Although the price increase is something consumers do not want to see, at least Wall Street applauded, and Netflix Inc's share price rose briefly at the time of the price increase.

The strongest content supply season in history, with record original and exclusive content online

According to Wedbush Securities, Netflix Inc released 157 films, new episodes and new seasons of existing episodes in the current season. This is an increase of 20% over the number of original content released in the same period last year.

Netflix Inc launched "Red Notice" and "Don't Look Up" in the fourth quarter, which received the most views in the platform's history. But for Netflix Inc, giving audiences what they want may not be enough to attract millions of new users.

According to Netflix Inc's financial report, he released a new season of return programs in the fourth quarter, such as "the Wizard" (484 million hours), "you" (468 million hours), "Emily in Paris" (468 million hours) and so on. Among them, "Squid Game", which was released in the third quarter, was a great success in the fourth quarter, with a total of 1.65 billion hours of viewing in the first four weeks of its release. At the same time, Netflix Inc also launched another South Korean drama adapted from South Korea's "money robbery."

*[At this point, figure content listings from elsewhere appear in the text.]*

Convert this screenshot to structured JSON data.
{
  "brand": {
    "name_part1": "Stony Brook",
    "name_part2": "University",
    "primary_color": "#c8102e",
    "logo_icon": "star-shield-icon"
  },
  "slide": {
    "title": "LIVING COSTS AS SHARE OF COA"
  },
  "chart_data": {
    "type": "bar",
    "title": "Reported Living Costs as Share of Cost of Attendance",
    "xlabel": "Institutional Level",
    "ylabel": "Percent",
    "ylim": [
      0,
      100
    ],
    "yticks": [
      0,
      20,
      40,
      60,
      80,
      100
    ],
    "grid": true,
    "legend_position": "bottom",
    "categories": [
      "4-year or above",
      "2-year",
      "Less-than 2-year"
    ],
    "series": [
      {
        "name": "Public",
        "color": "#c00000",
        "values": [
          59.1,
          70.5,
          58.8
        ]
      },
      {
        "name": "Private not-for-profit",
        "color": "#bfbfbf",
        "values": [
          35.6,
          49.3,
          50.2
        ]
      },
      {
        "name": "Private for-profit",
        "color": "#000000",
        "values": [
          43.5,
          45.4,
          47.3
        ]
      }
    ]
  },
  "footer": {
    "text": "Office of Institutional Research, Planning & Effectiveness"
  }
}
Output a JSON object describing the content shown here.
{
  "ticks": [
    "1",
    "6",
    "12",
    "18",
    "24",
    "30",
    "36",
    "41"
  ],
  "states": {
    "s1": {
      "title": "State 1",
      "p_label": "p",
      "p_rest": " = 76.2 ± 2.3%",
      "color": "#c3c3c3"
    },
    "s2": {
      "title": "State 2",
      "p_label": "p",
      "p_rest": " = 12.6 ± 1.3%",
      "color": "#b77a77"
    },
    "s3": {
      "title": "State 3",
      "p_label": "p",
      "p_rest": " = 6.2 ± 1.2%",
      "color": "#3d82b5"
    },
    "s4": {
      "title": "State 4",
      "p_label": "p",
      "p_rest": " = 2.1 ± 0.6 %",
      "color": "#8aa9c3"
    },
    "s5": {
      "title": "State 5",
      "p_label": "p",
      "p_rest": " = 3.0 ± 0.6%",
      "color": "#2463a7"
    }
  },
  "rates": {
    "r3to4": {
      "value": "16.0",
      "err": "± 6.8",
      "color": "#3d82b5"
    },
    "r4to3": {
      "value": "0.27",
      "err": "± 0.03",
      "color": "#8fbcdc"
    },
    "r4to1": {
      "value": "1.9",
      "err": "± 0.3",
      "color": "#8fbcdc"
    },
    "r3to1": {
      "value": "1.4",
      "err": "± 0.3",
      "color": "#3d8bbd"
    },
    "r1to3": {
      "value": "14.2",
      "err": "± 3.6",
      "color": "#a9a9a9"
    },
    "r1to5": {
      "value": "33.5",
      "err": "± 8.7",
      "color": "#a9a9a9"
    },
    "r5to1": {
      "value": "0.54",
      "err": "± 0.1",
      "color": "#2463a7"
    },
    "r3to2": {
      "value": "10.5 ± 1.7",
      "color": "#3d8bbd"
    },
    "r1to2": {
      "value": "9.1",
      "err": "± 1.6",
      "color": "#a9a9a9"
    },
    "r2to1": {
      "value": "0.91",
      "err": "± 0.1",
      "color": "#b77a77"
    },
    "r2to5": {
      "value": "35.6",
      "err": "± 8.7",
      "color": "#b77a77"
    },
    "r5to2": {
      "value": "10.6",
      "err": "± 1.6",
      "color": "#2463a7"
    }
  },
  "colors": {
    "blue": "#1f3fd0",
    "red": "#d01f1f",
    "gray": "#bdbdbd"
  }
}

Media analyst Michael Nathanson previously said in a research report that high-quality content could not be guaranteed by user increment and duration, and believed that Netflix Inc's next growth point would come from the Asia-Pacific region.

2022 should prove that no company has a monopoly on high-quality content and that the time spent on any video-on-demand platform cannot be guaranteed.

Ampere Analysis, a London-based research company, expects total spending by the entire streaming industry to exceed $230 billion this year, led by huge spending on sports rights by companies such as Comcast Corp Comcast and Walt Disney Company, the global parent of NBC, at $22.7 billion and $33 billion, respectively.

Netflix Inc spent about $17 billion on the program in 2021, but did not disclose his expenditure for 2022. Some analysts expect Netflix Inc to spend more than $17 billion on content this year, up 25 per cent from 2021 and 57 per cent from $10.8 billion in 2020.

Meanwhile, Netflix Inc said it expected more back-end weighted content in the first quarter, with a big premiere in March.

Edit / lydia

The translation is provided by third-party software.